Characterization of DNA helicase activities of OsSUV3 protein

The standard DNA strand-displacement assay was used in order to characterize the DNA unwinding activity of OsSUV3. The structure of the hanging tails substrate used for measuring the DNA helicase activity is shown Figure 2A. The results of the DNA unwinding activity using different concentration of purified OsSUV3protein (20 to 300 nM) is shown in Figure 2B. It is interesting to note that OsSUV3 exhibits the concentration-dependent helicase activity (Figure 2B, lanes 1–7).
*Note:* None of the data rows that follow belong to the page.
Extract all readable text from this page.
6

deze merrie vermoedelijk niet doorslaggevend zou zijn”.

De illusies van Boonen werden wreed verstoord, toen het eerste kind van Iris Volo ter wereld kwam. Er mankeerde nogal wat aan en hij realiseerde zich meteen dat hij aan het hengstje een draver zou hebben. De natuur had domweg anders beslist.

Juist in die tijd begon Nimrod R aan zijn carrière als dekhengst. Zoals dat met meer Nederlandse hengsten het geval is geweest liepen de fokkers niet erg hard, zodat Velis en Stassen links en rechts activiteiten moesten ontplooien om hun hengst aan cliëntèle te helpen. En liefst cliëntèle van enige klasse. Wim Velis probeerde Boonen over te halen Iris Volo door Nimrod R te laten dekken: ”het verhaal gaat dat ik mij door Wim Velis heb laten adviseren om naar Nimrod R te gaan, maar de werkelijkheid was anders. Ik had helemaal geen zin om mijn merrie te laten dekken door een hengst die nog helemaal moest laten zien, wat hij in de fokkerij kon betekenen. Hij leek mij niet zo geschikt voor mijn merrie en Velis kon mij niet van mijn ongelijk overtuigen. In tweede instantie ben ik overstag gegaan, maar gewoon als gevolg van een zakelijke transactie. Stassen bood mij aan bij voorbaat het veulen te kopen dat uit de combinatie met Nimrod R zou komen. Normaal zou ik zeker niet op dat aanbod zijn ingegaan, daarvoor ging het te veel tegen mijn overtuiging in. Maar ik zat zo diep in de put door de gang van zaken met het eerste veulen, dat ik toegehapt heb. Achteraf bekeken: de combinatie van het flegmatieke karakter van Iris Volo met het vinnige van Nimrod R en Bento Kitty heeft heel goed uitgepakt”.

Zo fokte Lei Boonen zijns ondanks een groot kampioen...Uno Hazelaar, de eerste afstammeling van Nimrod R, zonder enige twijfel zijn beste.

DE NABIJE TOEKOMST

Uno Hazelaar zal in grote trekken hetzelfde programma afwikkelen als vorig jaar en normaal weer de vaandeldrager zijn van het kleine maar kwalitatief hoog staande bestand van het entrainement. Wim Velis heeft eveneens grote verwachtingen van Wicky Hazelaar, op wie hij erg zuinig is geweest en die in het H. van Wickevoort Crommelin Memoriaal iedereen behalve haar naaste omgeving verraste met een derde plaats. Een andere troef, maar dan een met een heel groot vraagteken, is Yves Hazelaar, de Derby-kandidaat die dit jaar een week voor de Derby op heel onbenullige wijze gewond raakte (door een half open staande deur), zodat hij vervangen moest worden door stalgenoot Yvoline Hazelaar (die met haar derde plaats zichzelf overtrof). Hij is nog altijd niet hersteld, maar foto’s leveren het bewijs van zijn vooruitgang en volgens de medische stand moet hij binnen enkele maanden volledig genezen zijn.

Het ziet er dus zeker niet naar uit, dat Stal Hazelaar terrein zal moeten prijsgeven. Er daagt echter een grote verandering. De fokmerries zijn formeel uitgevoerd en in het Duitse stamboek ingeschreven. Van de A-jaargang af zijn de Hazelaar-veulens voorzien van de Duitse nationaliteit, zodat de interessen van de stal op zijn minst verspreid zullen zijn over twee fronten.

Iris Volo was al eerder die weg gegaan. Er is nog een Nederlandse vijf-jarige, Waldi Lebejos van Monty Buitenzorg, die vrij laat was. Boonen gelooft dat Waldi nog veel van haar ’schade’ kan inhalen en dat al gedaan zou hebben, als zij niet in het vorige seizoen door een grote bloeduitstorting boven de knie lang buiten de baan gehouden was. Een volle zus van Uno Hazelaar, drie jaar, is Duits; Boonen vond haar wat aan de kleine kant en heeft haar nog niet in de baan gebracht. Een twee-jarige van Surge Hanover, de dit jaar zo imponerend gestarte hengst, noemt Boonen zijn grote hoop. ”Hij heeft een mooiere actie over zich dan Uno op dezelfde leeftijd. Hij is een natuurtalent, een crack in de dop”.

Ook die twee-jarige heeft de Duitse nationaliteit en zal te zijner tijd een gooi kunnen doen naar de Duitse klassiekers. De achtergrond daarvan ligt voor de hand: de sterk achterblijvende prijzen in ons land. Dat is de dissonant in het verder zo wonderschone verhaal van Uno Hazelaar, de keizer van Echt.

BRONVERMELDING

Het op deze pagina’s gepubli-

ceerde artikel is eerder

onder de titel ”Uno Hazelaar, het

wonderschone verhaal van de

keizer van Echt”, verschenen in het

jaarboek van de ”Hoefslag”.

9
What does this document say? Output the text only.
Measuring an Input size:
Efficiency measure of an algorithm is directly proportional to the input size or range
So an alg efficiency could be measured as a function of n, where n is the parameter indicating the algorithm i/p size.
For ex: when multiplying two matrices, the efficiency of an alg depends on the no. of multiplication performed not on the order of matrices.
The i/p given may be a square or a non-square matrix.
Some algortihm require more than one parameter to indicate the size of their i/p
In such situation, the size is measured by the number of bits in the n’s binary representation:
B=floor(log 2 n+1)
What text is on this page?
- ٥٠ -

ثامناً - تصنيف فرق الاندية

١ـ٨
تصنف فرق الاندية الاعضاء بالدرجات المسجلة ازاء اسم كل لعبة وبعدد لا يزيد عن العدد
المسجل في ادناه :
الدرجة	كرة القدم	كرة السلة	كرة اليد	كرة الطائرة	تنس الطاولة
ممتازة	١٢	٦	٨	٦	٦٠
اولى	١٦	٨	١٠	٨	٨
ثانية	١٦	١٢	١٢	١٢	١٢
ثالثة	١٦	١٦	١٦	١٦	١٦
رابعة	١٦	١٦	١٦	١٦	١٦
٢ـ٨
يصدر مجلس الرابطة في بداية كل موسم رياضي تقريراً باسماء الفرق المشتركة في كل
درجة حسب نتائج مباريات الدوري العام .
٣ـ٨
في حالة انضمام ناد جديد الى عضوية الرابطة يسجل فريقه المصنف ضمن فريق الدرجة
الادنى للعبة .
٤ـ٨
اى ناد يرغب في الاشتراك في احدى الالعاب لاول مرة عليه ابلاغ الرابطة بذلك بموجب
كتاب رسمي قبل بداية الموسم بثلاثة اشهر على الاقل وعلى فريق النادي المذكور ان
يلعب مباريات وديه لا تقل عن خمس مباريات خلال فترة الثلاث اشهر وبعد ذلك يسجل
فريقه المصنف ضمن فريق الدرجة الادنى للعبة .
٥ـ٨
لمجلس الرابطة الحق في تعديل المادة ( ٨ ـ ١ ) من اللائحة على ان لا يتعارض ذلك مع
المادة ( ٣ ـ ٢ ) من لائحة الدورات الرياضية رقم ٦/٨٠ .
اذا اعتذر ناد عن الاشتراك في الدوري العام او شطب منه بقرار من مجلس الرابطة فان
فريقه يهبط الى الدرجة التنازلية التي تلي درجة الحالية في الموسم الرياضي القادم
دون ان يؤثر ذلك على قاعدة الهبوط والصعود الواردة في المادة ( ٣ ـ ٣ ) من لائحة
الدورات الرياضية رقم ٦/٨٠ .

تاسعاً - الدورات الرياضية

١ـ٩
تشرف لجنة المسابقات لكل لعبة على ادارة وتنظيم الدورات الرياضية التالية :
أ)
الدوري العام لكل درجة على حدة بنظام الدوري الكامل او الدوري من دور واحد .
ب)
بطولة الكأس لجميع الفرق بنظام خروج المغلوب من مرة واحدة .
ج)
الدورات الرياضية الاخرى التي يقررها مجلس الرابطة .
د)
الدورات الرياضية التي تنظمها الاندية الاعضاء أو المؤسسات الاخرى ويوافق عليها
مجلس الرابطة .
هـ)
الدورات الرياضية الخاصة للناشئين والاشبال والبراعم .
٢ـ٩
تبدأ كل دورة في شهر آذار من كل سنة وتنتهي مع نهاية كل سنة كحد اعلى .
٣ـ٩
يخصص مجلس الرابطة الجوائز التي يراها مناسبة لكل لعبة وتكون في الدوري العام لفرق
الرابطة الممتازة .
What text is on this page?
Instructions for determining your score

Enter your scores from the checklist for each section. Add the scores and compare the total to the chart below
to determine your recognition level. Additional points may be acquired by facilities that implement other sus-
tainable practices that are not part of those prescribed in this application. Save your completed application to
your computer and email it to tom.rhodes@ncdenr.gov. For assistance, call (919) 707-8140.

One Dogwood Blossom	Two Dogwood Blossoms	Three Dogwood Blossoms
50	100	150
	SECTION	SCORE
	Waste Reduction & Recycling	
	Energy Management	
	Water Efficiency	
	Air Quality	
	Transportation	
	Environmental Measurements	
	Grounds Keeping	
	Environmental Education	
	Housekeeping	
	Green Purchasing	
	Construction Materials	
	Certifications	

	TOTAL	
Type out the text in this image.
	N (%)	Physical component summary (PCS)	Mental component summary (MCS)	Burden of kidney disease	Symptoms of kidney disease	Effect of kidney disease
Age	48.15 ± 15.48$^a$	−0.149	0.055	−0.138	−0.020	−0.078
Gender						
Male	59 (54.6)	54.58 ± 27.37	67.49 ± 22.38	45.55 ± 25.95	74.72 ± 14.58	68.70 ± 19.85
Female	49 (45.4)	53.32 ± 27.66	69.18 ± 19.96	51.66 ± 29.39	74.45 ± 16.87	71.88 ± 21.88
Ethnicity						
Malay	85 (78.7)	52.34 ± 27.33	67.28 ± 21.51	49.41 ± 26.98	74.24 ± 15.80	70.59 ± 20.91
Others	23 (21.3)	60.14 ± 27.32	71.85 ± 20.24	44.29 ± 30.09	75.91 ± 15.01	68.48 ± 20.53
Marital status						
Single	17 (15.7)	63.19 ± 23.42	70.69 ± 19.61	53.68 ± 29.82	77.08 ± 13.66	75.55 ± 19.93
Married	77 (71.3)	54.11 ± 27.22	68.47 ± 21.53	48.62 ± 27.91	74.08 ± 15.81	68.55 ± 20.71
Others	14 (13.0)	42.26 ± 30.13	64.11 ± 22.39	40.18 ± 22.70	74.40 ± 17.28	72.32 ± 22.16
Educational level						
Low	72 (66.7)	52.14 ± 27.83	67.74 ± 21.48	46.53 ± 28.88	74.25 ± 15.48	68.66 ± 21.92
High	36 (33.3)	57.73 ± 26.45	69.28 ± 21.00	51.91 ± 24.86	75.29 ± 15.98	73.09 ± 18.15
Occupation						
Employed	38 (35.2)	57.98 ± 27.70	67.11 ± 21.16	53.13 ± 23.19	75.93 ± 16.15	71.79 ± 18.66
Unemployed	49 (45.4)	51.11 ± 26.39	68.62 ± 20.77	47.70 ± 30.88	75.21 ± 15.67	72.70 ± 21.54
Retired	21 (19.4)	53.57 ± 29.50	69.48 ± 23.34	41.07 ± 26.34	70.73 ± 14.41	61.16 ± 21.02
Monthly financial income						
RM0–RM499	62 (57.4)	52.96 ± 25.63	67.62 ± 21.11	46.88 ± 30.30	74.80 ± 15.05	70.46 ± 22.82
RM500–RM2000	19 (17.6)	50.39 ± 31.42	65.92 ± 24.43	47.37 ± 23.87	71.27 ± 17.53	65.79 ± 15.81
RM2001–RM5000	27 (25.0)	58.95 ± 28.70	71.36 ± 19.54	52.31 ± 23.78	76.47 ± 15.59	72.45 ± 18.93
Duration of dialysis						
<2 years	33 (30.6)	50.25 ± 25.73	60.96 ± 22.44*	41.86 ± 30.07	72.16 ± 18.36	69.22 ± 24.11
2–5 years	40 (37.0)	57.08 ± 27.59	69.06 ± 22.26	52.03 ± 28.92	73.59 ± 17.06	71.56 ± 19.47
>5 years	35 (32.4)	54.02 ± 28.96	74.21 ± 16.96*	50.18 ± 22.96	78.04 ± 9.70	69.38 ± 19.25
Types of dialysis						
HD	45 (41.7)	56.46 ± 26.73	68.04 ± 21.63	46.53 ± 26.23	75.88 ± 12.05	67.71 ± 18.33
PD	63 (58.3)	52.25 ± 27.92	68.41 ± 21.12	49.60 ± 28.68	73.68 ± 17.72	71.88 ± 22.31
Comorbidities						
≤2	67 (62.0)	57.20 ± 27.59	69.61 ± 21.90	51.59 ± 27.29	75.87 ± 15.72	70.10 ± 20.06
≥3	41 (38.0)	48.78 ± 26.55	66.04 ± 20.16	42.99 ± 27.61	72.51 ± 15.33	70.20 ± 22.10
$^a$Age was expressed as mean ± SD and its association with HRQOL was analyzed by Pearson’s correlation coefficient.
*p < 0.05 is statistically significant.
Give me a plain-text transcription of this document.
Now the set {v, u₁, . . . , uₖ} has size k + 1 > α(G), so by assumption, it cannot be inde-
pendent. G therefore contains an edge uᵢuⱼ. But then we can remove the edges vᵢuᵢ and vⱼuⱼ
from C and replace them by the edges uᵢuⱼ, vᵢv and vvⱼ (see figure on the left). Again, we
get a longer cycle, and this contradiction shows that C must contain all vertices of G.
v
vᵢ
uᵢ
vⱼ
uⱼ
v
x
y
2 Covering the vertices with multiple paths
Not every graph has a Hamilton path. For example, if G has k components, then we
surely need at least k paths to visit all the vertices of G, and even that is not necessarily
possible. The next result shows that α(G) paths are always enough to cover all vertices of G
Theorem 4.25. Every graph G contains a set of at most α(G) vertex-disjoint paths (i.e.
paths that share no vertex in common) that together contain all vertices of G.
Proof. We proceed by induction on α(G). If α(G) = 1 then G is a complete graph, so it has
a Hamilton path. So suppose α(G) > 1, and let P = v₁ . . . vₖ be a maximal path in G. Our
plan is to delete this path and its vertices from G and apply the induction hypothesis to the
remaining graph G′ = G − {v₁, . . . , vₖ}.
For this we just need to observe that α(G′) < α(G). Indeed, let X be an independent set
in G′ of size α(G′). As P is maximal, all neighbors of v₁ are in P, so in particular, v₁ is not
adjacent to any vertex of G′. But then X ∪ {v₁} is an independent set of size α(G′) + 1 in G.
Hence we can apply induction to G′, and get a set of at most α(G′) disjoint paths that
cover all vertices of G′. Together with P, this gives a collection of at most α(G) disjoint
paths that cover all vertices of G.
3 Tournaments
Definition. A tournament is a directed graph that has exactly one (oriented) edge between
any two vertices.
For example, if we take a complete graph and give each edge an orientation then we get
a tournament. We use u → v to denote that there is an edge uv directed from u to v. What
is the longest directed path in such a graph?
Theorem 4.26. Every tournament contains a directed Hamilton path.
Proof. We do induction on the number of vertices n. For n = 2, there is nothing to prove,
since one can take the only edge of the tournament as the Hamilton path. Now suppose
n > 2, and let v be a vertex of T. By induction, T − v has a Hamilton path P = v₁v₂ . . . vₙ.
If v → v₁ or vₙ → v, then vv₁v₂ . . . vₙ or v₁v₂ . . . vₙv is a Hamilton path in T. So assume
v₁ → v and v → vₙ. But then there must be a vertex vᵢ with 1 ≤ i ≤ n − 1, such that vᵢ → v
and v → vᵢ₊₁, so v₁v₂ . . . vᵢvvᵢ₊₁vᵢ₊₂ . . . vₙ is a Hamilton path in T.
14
The time-dependent DNA helicase activity analysis was also done using 250 nM of OsSUV3 and the results indicate that OsSUV3 contains time-dependent helicase activity (Figure 2C, lanes 1–7).

Figure 2.

Figure 2

DNA helicase activity analysis of OsSUV3 protein. (A) The structure of the DNA helicase substrate used for assays in B-E. The substrate contains 15 nucleotide hanging tails at both the 5’ and 3’ ends. (B) Concentration-dependent helicase activity of purified OsSUV3, lanes 1–7 contain increasing concentration (20–300 nM) of OsSUV3. (C) Time dependent helicase activity of OsSUV3. Lanes 1–7, reactions with 250 nM of OsSUV3 at various time points. (D) Nucleotide requirement of helicase activity of OsSUV3. Lanes 1–8, helicase activity with 250 nM of OsSUV3 in the presence of various NTP or dNTPs written on the top of the autoradiogram. (E) Helicase activity with 250 nM of OsSUV3 using varying concentration of ATP. Lanes 1–6 are reactions with concentration of ATP written on the top of the autoradiogram and lane 7 is reaction without ATP. The quantitative enzyme activity data from the autoradiogram in B-E are shown as histograms on the right side. In all the B-E panels (left side), C lane is reaction without enzyme and B lane is heat denatured substrate. (F) Concentration-dependent DNA helicase activity of purified OsSUV3 protein with blunt-ended duplex DNA substrate (structure is shown in the left). Lanes 1-6 contain increasing concentration (30-300 nM) of OsSUV3 protein. Lane C is reaction without enzyme and B lane is heat denatured substrate.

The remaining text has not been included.